Figure 10 shows that curcumin and its analogs LL-17, LL-18, LL-68, and JC-15 (columns 3-7) can alleviate the inhibitory effects of ERS-18 induced intestinal cell proliferation. Column, average (n=6); strip, SD. *, p < 0.05 and ** p < 0.01 compared to the Aressa treatment group (column 2). The data system represents two separate experiments.

Figure 11 shows the amino acid sequence of the EFGR protein, Accession No. NM_005228 (SEQ ID NO: 1) of GenBank.

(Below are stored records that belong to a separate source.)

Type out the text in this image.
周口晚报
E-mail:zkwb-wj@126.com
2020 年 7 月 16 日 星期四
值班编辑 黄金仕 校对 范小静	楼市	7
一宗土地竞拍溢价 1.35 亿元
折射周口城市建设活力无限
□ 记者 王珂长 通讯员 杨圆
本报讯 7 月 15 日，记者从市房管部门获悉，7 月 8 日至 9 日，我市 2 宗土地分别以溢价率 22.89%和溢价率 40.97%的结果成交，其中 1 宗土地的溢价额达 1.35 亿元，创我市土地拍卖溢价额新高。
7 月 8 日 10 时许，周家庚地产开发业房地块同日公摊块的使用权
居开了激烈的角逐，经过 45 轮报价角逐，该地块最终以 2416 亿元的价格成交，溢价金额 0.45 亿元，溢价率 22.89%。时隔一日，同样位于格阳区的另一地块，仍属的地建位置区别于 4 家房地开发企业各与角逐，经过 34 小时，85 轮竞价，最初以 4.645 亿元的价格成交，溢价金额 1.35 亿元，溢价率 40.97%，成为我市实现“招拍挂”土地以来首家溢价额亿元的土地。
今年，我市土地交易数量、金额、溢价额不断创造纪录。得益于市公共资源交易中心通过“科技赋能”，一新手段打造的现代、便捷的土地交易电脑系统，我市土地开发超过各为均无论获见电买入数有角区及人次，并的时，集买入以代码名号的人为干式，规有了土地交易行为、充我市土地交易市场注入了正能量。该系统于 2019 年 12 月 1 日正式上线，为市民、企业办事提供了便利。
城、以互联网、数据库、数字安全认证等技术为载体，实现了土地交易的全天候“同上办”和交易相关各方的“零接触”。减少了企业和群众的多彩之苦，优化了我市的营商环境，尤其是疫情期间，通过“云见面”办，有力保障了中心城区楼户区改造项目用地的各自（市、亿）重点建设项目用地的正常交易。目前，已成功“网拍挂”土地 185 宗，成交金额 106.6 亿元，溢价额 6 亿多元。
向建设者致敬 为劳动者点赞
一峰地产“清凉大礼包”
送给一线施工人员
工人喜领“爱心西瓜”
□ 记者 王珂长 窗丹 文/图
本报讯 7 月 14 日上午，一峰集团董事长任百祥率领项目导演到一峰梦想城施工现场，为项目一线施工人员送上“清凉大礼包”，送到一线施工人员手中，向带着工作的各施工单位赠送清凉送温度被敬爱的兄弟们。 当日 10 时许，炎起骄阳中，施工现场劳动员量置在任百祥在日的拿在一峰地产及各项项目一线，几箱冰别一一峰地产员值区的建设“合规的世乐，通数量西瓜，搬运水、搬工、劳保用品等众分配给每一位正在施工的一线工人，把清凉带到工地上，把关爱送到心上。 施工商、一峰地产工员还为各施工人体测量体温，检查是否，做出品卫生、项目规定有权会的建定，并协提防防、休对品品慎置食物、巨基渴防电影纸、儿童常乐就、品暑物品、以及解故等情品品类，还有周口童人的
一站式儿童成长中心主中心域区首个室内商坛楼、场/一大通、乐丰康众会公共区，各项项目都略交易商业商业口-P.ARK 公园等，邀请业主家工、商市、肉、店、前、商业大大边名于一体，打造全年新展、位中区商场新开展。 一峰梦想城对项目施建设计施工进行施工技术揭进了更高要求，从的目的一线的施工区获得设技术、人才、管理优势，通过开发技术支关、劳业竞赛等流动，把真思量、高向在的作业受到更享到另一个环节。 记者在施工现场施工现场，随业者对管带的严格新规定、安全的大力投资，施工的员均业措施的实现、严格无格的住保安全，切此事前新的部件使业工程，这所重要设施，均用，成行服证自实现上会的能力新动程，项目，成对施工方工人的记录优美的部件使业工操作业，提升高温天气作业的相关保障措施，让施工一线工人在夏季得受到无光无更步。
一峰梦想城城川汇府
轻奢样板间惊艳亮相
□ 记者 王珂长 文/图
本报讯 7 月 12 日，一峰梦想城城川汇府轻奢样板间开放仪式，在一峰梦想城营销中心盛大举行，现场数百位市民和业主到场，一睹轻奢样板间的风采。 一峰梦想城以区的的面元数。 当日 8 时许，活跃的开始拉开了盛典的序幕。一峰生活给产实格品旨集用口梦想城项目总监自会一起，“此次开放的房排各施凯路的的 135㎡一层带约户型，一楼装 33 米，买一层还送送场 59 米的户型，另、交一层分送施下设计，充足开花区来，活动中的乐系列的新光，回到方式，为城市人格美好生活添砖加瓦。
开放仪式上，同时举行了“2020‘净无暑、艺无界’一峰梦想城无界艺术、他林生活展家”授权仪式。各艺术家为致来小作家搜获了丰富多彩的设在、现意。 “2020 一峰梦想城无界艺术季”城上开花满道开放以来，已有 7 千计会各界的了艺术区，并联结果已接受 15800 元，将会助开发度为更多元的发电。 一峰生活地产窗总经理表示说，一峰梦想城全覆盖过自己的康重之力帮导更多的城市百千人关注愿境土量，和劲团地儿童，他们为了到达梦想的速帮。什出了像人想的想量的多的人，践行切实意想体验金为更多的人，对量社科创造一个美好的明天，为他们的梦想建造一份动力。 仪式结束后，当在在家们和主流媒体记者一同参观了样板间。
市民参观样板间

<110> National Taiwan University

<120> Use of curcumin or an analogue thereof for cancer medical treatment using an epithelial cell growth factor receptor tyrosine kinase inhibitor

<130> IN0071/NTU0013US

<150> US61/303,593

<151> 2010-02-11

<160> 1

<170> PatentIn version 3.5

<210> 1

<211> 1210

<212> PRT

<213> Human

<400> 1

Claims (7)

A use of curcumin or an analogue thereof for the manufacture of a medicament for reducing side effects caused by treatment with an epithelial growth factor receptor tyrosine kinase inhibitor (EGFR-TKI), wherein the analogue is selected from A group consisting of: The use of the first aspect of the patent application, wherein the side effects are gastrointestinal-induced side effects of EGFR-TKI. The use of the second aspect of the patent application, wherein the side effects are EGFR-TKI-induced intestinal cell damage or growth inhibition. The use of the first aspect of the patent application, wherein the EGFR-TKI is Arisa (N-(3-chloro-4-fluorophenyl)-7-methoxy-6-(3-morpholin-4- Propoxy)quinazolin-4-amine). For example, the application of the scope of claim 1 wherein the patient suffers from non-small Cell lung cancer (NSCLC). The use of the first aspect of the patent application, wherein the drug is administered simultaneously with EGFR-TKI. The use of any one of claims 1-6, wherein the EGFR-TKI is administered to the patient in an amount not lower than the standard dose.